The Old Drovers route, was a tip of the hat to the paths over which the Welsh cowboys of the 1700s used to drive their young cattle from West Wales to the English markets of Oxford, London and the South East.

The planned routes has us up onto the Begwyn Hills, for exciting canters, and then a steep descent where we had to dismount to exercise our knee joints, and give the horses a rest. At the end of an long day’s ride, we reached the imposing greystone Old Rectory, at Bryngwn – our B&B for the night – where once we had fed our trusty steeds, we could enjoy the relaxation of a hot bath, as Leila excitedly bagged the room with the fourposter bed to sleep in.

Day two saw us refreshed and bushy tailed, and eager for more of the same, as we headed through open country speckled with bright white bouncing lambs, winding through lanes with high hedgerows and meandering through hamlets to join a stretch of the Offa’s Dyke path.

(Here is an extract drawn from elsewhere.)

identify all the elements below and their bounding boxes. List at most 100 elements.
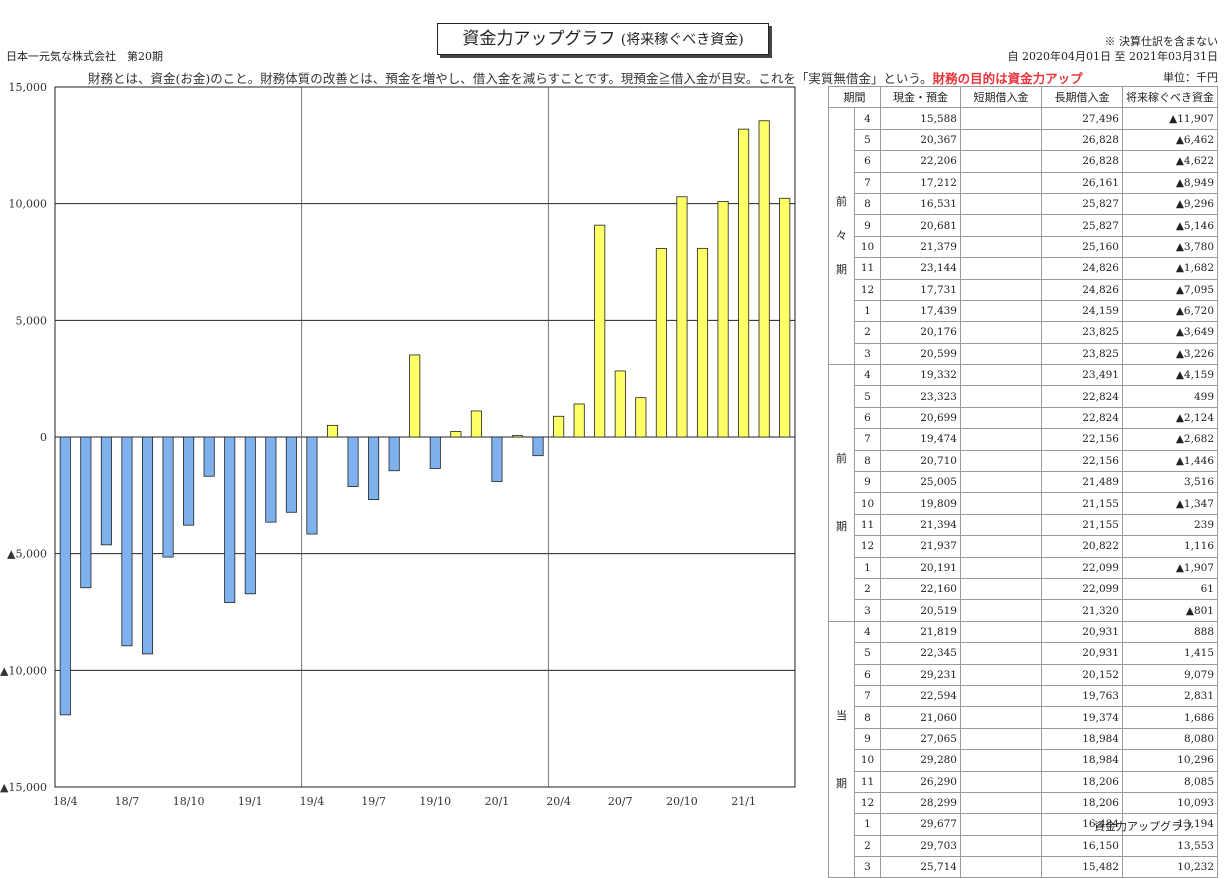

For lunch we romantically tethered our horses outside, cowboy style, at the back of a stone barn next to the Royal Oak at Gladestry.

The Royal Oak is exactly as old country pubs ought to be – fire blazing, well used dart board, dark but avoiding gloomy, friendly inn keepers, and no sounds other than us, and a couple of Auzzie walkers.

After lunch, and back in the saddle, threatening rain clouds scudded by missing us, and we are up on Llanfihangel Hill, and then among the dark pools on the peat of Black Yat, with dotted stone circles and standing stones, but also marvellous springy tracks for energetic canters.

By the end of the day, we are only to glad to fall into the hospitable hands of the Red Lion, near New Radnor. Cosy and accommodating, we take the option for a packed lunch on our final day, as planning our route for the next day, we examined the options, and opt for the most scenic route.

Rested and refreshed, we set up onto Glascwm Hill. We saw three pairs of red kites in the morning, and they kept us company as we made our way guessing at paths, and tied up for lunch at cattle feeders amongst a bleating flock of sheep, and sat with our sandwiches admiring the view to the Malvern Hills.

After lunch there was a discussion solved by my horse as to which path to take up onto the heather uplands of Llabedr Hill. As we started the slow descent off the hill towards Painscastle and a pick up back to FreeRein HQ, the clouds above us turned a nasty shade of grey, and it was time for the waterproofs.

The rain dampened the spirits, made worse by a wrong turn through a couple of farmyards not on the route. But we were soon able to leave the horses in barns at Painscastle , and tramp with following puddles into the Roast Ox Inn to wait to be taken back to FreeRein HQ.